Ms. Myers was the COO of the Barack Obama presidential campaign and chaired the Women for Obama campaign organization in the last election cycle. She has served as the executive director of the Center for Public Leadership at Harvard’s Kennedy School of Government. She, like her sister Dee Dee, was a senior official in the Clinton administration, working as the President’s advisor on women’s issues; women’s issues… not the President’s issues with women…I’ll leave it to you to fill in your own punch line. Suffice it to say that Myers has tackled some high profile, high powered leadership roles. Yet I find her book, Take the Lead, as not so much a leadership book, but rather a set of what she describes as 7 core principles, that she wraps with political antidotes as an example of those principles in practice.

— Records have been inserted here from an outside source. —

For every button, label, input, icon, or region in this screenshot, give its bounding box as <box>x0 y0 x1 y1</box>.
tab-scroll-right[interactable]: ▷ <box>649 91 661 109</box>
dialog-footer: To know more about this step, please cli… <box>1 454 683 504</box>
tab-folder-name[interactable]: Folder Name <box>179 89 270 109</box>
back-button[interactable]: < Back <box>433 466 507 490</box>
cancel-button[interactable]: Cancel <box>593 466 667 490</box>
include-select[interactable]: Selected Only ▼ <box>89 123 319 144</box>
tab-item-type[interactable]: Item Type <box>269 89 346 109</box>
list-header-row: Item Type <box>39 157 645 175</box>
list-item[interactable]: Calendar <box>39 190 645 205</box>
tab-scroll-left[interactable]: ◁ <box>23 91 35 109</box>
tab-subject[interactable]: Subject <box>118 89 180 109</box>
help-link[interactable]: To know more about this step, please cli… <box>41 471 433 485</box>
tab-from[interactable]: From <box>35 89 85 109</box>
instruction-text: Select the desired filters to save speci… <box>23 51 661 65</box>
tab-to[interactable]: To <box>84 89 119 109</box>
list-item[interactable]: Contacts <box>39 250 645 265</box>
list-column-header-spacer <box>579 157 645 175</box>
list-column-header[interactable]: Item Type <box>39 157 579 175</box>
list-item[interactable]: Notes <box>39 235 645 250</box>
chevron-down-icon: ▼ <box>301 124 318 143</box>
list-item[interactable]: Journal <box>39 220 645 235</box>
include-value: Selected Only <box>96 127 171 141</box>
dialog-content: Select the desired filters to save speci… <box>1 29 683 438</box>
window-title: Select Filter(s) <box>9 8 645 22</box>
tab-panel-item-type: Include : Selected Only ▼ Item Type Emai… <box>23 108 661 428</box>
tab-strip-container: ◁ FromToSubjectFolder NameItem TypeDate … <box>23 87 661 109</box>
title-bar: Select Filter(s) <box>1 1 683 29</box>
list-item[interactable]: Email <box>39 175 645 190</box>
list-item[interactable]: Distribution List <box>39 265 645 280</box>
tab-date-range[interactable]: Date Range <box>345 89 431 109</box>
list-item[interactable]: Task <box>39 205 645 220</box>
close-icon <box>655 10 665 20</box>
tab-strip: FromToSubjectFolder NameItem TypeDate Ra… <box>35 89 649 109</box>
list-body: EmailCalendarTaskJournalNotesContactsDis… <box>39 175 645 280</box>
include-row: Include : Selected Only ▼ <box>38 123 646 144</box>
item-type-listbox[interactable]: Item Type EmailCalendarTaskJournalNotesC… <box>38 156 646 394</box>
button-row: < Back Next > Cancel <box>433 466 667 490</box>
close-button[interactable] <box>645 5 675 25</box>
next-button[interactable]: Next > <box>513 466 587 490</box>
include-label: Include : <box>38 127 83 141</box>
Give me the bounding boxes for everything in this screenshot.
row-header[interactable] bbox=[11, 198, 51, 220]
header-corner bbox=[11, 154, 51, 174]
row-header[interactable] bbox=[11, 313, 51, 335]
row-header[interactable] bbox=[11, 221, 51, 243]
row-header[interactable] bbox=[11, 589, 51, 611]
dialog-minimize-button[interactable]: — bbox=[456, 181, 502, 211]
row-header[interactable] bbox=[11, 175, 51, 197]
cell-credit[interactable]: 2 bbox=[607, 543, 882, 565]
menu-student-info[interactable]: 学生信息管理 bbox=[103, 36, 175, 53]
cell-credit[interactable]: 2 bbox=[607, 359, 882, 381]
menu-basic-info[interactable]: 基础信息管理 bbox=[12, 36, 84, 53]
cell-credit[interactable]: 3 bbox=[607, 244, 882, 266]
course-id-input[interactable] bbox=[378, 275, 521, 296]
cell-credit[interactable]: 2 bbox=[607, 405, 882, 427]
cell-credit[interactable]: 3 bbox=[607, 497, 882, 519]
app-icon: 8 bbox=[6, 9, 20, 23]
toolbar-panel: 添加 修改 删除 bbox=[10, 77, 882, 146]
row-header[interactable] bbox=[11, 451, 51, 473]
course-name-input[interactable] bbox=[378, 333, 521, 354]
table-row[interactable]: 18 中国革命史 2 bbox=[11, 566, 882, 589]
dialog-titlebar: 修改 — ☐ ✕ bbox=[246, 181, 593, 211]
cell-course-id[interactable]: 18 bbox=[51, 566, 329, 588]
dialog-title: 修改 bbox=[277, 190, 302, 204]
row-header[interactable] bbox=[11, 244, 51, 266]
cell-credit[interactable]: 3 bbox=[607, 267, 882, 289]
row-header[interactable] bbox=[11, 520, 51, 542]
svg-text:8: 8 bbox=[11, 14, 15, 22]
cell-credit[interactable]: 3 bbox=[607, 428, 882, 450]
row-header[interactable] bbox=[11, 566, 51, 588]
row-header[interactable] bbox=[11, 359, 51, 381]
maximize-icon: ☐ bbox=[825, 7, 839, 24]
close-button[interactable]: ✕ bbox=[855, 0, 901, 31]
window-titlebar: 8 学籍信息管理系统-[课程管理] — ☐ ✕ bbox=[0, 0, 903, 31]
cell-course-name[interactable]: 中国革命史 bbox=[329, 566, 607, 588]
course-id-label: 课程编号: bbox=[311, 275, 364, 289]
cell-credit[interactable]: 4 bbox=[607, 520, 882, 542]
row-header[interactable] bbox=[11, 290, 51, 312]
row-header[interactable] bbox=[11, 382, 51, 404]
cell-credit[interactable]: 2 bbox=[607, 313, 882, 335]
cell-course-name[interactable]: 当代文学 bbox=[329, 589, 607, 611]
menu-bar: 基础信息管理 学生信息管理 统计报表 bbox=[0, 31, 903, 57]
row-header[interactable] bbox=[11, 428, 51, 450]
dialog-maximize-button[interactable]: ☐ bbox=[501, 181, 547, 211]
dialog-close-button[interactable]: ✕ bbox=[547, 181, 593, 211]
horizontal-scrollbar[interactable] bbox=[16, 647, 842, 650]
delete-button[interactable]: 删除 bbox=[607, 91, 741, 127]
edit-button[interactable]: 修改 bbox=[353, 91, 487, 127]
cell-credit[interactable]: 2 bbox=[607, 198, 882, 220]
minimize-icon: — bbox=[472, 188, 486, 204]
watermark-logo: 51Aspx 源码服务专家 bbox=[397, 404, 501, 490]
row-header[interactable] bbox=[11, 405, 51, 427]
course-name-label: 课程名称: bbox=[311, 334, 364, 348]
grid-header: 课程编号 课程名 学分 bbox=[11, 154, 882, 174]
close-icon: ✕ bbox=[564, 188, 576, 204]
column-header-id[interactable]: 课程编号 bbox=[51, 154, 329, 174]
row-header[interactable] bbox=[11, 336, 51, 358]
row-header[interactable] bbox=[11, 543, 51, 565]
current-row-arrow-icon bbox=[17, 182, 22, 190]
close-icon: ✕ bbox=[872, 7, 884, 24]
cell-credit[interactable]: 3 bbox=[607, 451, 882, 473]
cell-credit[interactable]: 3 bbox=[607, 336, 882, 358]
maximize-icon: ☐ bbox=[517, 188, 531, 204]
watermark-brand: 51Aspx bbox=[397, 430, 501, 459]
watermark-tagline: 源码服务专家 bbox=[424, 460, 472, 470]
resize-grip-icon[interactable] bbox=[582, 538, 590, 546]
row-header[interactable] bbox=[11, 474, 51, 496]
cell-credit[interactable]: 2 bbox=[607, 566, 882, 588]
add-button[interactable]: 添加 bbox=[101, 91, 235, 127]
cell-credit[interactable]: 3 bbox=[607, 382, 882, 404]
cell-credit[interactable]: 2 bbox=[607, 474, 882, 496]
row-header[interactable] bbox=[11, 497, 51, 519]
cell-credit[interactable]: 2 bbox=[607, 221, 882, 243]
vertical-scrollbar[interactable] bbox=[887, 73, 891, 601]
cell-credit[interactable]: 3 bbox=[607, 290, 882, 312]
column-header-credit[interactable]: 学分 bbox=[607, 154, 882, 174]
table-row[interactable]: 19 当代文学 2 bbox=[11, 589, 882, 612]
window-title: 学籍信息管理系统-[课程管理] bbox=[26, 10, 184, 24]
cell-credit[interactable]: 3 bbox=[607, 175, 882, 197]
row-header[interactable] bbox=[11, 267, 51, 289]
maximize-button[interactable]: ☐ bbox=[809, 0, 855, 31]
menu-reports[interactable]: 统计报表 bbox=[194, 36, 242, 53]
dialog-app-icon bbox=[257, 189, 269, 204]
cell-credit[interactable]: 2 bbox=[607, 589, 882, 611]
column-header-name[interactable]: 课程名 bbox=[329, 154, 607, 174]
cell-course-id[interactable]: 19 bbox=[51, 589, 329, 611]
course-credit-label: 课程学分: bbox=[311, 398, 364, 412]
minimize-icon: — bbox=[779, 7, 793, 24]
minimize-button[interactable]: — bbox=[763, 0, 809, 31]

Myers 7 principles include:
• Connection – Making people feel seen and heard
• Collaboration – Being willing to embrace different points of view
• Authenticity – Knowing who you are
• Respect – Treating each person as important
• Clarity – laser focus and uncompromising consistency
• Learning - always listening and staying open to new ideas
• Courage – The courage to take risks; to apologize; to tell the truth; to grow
This could be the most contradictory list I have ever seen. Taking Ms. Myers at her own words, how can you be willing to embrace different points of view and be open to new ideas, yet remain uncompromisingly consistent? Does this say more about my Myers background in the political realm then about leadership?
Politicians by their very nature are some of the least authentic people I have ever encountered. Realistically speaking, if Barack Obama had been genuinely authentic during his Presidential campaign, does anyone really believe that he would have been elected President?
Boiling it down, Ms. Myers “core principles” aren’t a road map to leadership, but a road map to becoming a Democrat politician. It reads like a playbook for talking a good game, but doesn’t really show how to deliver the goods, which is really what Democrat elective politics have become – make it sound like you care about and issue/person, act like you’re going to do something, but never really deliver on a promise.
It’s interesting that the two powerful leaders that Ms. Myers worked for were so uniquely skilled at connection, yet such utter failures at having the courage to tell the truth. Interesting political insights…maybe. Leadership book…not so much.